There are problems with the hijacking scenario as well. The biggest is that the plane likely crashed into the sea. Terrorists would have probably chosen a high value target for maximum destruction or landed and presented demands to authorities. It would probably have taken more than the two identified Iranians to control the 239 passengers and crew on MH 370. Yahoo Australian News did report on March 10 that Malaysia’s transport ministry was looking at four suspect passengers.

Perhaps the most likely theory is that one of the pilots committed suicide, taking the rest of the passengers and crew with him. In this scenario, one of the pilots would have left the cockpit, perhaps for a trip to the lav, and the other pilot would have locked him out of the cockpit and disabled the satellite phones in the cabin. At that point, the flying pilot would have turned off the transponder and flown the airplane until either its fuel ran out or until he decided to deliberately crash.

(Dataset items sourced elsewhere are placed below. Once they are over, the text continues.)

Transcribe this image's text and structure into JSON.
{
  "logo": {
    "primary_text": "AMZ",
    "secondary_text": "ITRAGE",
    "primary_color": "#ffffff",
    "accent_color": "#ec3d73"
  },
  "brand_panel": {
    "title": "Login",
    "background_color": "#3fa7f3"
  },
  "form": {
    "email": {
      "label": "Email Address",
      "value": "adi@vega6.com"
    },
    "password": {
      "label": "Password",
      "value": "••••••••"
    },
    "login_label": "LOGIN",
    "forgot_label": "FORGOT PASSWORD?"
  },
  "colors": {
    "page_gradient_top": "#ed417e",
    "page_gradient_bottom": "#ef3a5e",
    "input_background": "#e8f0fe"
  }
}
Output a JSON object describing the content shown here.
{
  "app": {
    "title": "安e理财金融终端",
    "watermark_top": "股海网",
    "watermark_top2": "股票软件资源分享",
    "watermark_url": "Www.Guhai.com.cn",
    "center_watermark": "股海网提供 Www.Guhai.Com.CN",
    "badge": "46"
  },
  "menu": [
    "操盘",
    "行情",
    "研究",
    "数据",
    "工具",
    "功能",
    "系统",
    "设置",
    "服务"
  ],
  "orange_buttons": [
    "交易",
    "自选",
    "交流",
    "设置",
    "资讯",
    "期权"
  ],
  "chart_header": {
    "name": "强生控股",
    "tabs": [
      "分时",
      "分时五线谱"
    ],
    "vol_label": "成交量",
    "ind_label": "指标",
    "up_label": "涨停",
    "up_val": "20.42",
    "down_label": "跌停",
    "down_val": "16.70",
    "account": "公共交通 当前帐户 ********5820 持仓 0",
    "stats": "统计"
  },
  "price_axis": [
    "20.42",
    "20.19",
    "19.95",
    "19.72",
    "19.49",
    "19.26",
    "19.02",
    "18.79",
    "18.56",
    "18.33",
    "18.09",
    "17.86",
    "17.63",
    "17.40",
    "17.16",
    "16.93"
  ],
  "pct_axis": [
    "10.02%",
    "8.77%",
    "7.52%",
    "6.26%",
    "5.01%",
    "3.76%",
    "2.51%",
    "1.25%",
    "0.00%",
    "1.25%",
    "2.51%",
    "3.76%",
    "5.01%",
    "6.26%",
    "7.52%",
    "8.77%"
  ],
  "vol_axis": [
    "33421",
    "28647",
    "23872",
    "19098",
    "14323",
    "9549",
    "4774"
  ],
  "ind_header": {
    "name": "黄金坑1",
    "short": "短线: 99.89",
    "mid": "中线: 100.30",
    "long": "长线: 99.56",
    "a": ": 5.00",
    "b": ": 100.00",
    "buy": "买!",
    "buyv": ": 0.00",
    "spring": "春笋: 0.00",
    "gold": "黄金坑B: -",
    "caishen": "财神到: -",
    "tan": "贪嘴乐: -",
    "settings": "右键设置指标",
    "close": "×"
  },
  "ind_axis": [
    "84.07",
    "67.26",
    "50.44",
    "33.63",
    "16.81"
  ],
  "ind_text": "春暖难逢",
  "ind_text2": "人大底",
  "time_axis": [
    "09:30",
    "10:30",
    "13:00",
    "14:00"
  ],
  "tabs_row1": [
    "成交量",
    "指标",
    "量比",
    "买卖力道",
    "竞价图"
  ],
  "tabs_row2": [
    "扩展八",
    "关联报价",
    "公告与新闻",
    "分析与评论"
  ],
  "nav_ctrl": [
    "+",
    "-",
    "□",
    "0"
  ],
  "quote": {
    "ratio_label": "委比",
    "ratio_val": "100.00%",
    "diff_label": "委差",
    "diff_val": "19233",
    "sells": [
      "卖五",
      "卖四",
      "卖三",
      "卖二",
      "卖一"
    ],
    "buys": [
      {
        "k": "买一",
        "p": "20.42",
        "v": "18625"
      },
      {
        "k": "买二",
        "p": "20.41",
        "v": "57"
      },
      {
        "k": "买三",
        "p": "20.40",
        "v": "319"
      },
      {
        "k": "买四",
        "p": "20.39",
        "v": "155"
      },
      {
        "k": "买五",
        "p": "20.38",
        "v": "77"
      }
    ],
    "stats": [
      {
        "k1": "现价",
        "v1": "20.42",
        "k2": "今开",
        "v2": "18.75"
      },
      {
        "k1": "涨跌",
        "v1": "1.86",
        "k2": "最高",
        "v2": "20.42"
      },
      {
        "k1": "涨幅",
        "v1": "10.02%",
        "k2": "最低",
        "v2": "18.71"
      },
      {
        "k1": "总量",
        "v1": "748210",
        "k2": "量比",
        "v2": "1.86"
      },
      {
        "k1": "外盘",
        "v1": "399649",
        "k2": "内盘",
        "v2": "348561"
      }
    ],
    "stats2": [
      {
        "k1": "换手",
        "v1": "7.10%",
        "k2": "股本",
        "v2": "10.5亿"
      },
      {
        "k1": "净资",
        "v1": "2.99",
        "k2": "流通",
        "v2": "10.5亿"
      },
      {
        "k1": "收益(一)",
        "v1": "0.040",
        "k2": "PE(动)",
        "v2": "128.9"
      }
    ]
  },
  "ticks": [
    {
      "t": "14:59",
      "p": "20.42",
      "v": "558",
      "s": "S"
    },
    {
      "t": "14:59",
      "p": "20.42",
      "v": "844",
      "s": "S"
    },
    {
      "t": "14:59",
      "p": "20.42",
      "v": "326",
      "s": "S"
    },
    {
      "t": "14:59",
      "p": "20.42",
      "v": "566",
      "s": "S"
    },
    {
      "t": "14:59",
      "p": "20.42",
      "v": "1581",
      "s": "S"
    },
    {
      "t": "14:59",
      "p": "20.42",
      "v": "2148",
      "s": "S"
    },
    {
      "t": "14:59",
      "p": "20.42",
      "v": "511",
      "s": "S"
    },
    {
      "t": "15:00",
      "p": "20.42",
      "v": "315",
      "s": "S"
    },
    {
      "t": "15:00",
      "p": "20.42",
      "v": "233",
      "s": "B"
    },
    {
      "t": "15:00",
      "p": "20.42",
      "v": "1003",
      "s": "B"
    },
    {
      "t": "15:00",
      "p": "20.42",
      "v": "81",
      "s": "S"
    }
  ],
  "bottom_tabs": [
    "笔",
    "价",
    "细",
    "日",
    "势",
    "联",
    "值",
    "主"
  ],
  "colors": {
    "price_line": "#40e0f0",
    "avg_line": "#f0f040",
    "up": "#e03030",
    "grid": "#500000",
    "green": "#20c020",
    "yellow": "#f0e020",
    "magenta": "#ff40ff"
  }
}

There have been a number of pilots who committed suicide by crashing their airliners. Suicide is suspected in the November 2013 crash of a Mozambique Airlines Embraer 190 according to the International Business Times. The most famous case of pilot suicide was the 1999 crash of Egypt Air 990 enroute from New York to Cairo. Two more crashes in the 1990s, one in Indonesia and the other in Morocco, were also attributed to suicide. A Japan Air Lines DC-8 crashed in 1982 during the captain’s unsuccessful suicide attempt.

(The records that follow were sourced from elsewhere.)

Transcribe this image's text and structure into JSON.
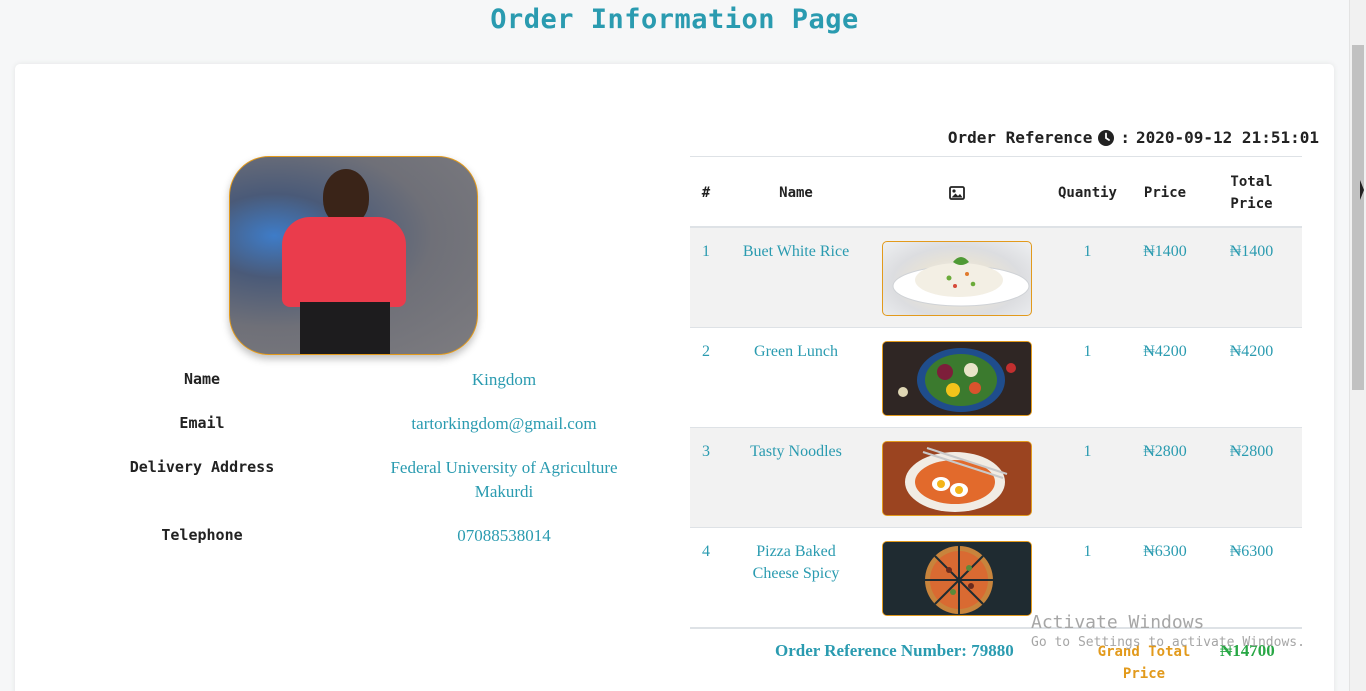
{
  "page": {
    "title": "Order Information Page"
  },
  "profile": {
    "labels": {
      "name": "Name",
      "email": "Email",
      "address": "Delivery Address",
      "telephone": "Telephone"
    },
    "values": {
      "name": "Kingdom",
      "email": "tartorkingdom@gmail.com",
      "address_line1": "Federal University of Agriculture",
      "address_line2": "Makurdi",
      "telephone": "07088538014"
    }
  },
  "order": {
    "reference_label": "Order Reference",
    "reference_separator": ":",
    "timestamp": "2020-09-12 21:51:01",
    "headers": {
      "num": "#",
      "name": "Name",
      "image_icon": "image-icon",
      "quantity": "Quantiy",
      "price": "Price",
      "total_line1": "Total",
      "total_line2": "Price"
    },
    "items": [
      {
        "num": "1",
        "name": "Buet White Rice",
        "qty": "1",
        "price": "₦1400",
        "total": "₦1400"
      },
      {
        "num": "2",
        "name": "Green Lunch",
        "qty": "1",
        "price": "₦4200",
        "total": "₦4200"
      },
      {
        "num": "3",
        "name": "Tasty Noodles",
        "qty": "1",
        "price": "₦2800",
        "total": "₦2800"
      },
      {
        "num": "4",
        "name": "Pizza Baked Cheese Spicy",
        "qty": "1",
        "price": "₦6300",
        "total": "₦6300"
      }
    ],
    "reference_number_text": "Order Reference Number: 79880",
    "grand_total_line1": "Grand Total",
    "grand_total_line2": "Price",
    "grand_total_value": "₦14700"
  },
  "watermark": {
    "title": "Activate Windows",
    "subtitle": "Go to Settings to activate Windows."
  },
  "colors": {
    "accent": "#2a9bb0",
    "orange": "#e29a1c",
    "green": "#28a745"
  }
}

It may be days before the wreckage of Malaysia 370 is located. In 2009, it took five days to locate the remains of Air France 447. Even without full radar coverage, the South China Morning Post reported that Rolls Royce, the manufacturer of the plane’s engines, tracks all its engines from its control center in England. It is believed that Boeing has a similar capability for tracking its airplanes.

With Air France 447, it took years to retrieve the flight data recorder and determine the cause of the accident, the answer was finally found. In the case of MH 370, due to the long elapsed time between the loss of contact and the ultimate crash, many of the answers may never be found. Engine parameters will be recorded by the flight data recorder, but cockpit voice recorders are only required to record 30 minutes. They typically delete earlier recordings as they record in a loop. This may mean that the crew’s reaction to whatever happened near the coast of Vietnam is forever lost.